Arla (AFS) Available
(Missed this, initially) Richard Nyberg has made Arla able to run on DragonFly, with the latest snapshot. Heimdal, in base, needs to be updated too, for which he has submitted a patch.
New XOrg port made
James L. Davis has created a new version of the x.org package that correctly deals with the mouse and with TrueType fonts.
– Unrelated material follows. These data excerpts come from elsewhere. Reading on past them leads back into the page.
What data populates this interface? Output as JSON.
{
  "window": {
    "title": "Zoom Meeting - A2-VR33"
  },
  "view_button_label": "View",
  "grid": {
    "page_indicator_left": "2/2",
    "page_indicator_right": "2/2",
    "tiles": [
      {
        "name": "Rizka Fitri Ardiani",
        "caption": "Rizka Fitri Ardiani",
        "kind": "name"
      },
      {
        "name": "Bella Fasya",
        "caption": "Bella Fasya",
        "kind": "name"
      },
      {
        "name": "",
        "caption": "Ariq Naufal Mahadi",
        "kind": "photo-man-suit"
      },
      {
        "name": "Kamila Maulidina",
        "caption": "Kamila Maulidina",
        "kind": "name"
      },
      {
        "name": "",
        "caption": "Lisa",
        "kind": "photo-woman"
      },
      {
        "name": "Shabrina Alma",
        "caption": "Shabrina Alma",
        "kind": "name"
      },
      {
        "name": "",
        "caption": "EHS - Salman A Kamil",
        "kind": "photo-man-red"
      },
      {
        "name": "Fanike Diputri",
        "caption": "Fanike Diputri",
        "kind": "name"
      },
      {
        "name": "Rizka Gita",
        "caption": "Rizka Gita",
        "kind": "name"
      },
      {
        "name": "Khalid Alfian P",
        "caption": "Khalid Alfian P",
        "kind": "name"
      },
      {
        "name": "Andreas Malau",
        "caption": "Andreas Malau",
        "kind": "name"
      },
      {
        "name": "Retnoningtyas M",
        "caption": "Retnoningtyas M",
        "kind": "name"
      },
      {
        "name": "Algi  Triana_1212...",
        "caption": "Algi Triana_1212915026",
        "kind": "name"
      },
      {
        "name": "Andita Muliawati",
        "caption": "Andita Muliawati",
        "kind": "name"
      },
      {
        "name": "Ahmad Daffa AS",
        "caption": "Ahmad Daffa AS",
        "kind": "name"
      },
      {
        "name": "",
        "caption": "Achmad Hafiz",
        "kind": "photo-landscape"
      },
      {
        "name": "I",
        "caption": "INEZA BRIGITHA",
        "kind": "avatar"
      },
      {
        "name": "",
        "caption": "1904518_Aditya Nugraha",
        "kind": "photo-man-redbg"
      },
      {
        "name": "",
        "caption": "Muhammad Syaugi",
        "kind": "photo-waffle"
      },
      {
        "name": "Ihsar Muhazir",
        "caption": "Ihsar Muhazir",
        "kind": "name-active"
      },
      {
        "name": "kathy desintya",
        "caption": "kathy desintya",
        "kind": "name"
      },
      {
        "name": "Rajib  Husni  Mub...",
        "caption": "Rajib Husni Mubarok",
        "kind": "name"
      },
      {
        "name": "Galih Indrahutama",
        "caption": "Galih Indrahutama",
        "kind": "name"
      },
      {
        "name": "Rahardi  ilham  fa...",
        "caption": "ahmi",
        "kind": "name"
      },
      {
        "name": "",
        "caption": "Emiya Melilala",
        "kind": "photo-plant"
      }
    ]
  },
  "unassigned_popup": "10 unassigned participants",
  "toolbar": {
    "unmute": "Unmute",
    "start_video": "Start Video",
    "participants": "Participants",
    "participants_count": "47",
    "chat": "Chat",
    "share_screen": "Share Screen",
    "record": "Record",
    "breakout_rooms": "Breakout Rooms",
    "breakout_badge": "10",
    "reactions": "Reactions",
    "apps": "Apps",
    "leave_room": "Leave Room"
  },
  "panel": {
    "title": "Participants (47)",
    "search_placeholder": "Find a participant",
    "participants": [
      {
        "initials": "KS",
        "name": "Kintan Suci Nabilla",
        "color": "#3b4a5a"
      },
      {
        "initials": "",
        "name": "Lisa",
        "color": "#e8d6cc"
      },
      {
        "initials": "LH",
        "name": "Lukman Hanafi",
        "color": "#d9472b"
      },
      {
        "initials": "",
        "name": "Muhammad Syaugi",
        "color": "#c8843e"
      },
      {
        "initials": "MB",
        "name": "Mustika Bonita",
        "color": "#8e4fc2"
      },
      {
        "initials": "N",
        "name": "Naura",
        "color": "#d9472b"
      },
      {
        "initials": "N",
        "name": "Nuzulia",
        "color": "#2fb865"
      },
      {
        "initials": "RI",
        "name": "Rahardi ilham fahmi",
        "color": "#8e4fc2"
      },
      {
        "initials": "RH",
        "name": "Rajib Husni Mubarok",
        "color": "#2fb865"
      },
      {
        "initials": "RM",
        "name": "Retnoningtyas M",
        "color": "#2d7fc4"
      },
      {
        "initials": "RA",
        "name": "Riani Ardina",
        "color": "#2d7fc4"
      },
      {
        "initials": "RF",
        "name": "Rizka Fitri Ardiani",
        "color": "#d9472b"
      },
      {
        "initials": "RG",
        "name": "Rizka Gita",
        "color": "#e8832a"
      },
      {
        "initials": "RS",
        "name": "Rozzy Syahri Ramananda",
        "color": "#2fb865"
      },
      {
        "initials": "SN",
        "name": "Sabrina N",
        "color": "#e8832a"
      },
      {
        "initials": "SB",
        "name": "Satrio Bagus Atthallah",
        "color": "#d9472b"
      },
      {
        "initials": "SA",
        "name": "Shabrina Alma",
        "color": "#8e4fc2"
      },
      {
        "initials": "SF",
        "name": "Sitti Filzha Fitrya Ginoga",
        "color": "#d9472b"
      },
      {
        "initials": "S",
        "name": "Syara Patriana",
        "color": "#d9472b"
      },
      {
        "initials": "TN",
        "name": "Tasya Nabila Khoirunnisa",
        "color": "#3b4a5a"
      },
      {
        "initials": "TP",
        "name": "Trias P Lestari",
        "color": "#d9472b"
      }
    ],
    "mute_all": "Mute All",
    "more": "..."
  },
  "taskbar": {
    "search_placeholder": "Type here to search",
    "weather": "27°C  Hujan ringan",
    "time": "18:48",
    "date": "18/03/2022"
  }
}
If you haven’t heard of what xorg is, visit freedesktop.org and see – it’s a de facto/drop-in replacement for XFree86. It’s not a significantly different package at this point, but it may be, by the next release.
Link list
Slow news in the past 24 hours or so, so I’ll post about Dru Lavigne’s always entertaining column, of which the most recent version has a good collection of links.
New CVS version
Matthew Dillon has updated cvs to version 1.12.9, for reasons listed in the commit message.
Battery boot better
Matthew Dillon posted that he has made changes allowing a laptop to boot on non-AC power.
Cleared up documentation
I’ve finished converting the FreeBSD Handbook over; it’s not currently built into the DragonFly website, though it’s available on my build machine.
Battery breaking boot
If your laptop running DragonFly doesn’t want to boot while on battery power, try this in /boot/loader.conf:
set debug.acpi.disabled="acad thermal"
Taken from a suggestion by YONETANI Tomokazu.
Java Web Start fix
Martin P. Hellwig found that Java Web Start did not work on DragonFly; the fix is to find $USER/.java/.deployment/deployment.properties and
change ‘FreeBSD’ to ‘DragonFly’.
pkg_install paying attention
David Rhodus updated pkg_install to deal appropriately with the name “1.1-CURRENT” for those with very new systems.